Ils en témoignent

« Problème de formation : les propriétaires ne sont pas forestiers »

 

Espaces naturels n°36 - octobre 2011

Le Dossier

Luc Bouvarel
Directeur général de la Fédération des forestiers privés de France. Ingénieur forestier.

 

Trois quarts de la forêt française appartiennent à 3,5 millions de propriétaires privés. 2,4 millions d’entre eux possèdent moins d’un hectare. En fait, la forêt est morcelée et la majorité des propriétaires a peu de savoir-faire (ils ont hérité des propriétaires agricoles du 19e siècle).

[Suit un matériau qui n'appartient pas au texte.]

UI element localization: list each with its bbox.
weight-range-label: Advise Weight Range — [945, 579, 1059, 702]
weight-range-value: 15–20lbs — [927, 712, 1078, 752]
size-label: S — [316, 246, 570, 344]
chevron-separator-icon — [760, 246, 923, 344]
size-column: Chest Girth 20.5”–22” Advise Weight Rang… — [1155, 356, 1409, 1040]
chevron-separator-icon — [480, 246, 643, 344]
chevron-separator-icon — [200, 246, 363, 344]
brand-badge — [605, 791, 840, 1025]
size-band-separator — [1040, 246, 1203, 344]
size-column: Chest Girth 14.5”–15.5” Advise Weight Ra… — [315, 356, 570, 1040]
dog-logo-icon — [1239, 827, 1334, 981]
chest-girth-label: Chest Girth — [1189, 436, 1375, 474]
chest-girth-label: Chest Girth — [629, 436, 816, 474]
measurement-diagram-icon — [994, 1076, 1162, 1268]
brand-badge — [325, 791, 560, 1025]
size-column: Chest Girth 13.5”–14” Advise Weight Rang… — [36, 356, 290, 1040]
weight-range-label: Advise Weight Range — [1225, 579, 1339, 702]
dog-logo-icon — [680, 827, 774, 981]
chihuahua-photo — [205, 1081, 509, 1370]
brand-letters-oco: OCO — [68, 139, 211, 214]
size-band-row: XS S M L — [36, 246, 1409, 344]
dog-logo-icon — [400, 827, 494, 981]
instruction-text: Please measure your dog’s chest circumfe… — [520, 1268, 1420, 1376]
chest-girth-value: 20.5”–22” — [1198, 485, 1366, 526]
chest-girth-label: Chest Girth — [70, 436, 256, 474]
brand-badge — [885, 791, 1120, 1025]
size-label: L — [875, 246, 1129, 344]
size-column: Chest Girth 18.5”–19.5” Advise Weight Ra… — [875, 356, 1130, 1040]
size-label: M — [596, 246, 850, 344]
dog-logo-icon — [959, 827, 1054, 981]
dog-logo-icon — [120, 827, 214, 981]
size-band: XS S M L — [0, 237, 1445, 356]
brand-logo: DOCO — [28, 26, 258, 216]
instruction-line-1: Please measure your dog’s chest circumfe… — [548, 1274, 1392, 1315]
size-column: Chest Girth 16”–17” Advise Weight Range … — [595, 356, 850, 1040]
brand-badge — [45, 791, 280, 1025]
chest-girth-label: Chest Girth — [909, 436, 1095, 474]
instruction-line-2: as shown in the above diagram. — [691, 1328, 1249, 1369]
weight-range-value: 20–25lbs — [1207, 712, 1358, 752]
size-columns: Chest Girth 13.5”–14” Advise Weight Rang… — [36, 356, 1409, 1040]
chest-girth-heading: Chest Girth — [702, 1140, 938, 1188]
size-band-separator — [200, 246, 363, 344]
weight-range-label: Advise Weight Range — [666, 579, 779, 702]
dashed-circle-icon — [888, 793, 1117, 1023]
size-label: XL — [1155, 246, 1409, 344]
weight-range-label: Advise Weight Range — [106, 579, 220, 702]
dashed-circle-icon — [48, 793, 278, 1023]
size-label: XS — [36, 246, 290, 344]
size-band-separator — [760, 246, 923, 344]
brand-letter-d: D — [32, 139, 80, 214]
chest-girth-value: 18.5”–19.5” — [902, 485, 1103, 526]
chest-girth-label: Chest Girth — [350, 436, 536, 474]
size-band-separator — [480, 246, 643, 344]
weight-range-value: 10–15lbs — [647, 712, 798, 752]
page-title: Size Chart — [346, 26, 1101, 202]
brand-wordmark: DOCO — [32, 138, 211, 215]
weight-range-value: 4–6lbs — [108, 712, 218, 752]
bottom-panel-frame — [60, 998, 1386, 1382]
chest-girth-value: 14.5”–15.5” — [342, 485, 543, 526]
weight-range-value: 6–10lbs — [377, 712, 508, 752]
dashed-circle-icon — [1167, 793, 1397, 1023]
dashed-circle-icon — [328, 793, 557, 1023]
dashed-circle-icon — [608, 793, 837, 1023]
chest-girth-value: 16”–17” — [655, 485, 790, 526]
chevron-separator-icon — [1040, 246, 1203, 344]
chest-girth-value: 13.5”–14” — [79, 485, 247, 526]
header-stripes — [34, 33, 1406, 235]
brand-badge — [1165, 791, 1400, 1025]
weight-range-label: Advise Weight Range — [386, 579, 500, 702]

Face à ce constat, l’enjeu est de faire comprendre à ces non-professionnels que s’ils produisent en appauvrissant l’écosystème, il suffira de 20 à 25 ans dans certains milieux pour noter des baisses de production.
Pour asseoir cette prise de conscience, la fédération des forestiers privés de France participe au développement de divers outils. Le document de gestion, réglementaire par nature, induit une démarche volontaire du forestier (37 000 propriétaires aujourd’hui). Il constitue un engagement juridique. À travers sa mise en place, le propriétaire apprend à décrire ses peuplements, à comprendre ce qu’il y a à faire, il devient forestier. Nous ne lui demandons pas de devenir technicien mais de prendre en compte l’importance de gérer, c’est-à-dire d’exploiter de manière raisonnée.
Nous avons également mis en place des formations ou encore des outils tel l’indice de biodiversité potentielle. Il montre, en appréhendant les habitats, les incidences possibles de l’intervention humaine sur le fonctionnement de l’écosystème.
Nous exerçons l’œil du forestier non seulement à apprécier la qualité des bois mais à remarquer ceux qui sont favorables ou indispensables au fonctionnement de l’écosystème.
Il y a encore une quinzaine d’années, un forestier aurait enlevé un arbre mort. Il fallait que la forêt soit propre ! Aujourd’hui, on y porte une attention particulière, on peut donc être amené à le conserver.
Autre enjeu plus directement économique, le morcellement de la forêt nécessite de travailler en concertation avec d’autres propriétaires voisins. La démarche d’une labellisation de la gestion forestière va d’ailleurs dans ce sens. Cela suppose un travail d’animation sur les territoires mais, politiquement parlant, elle n’est pas encore très portée.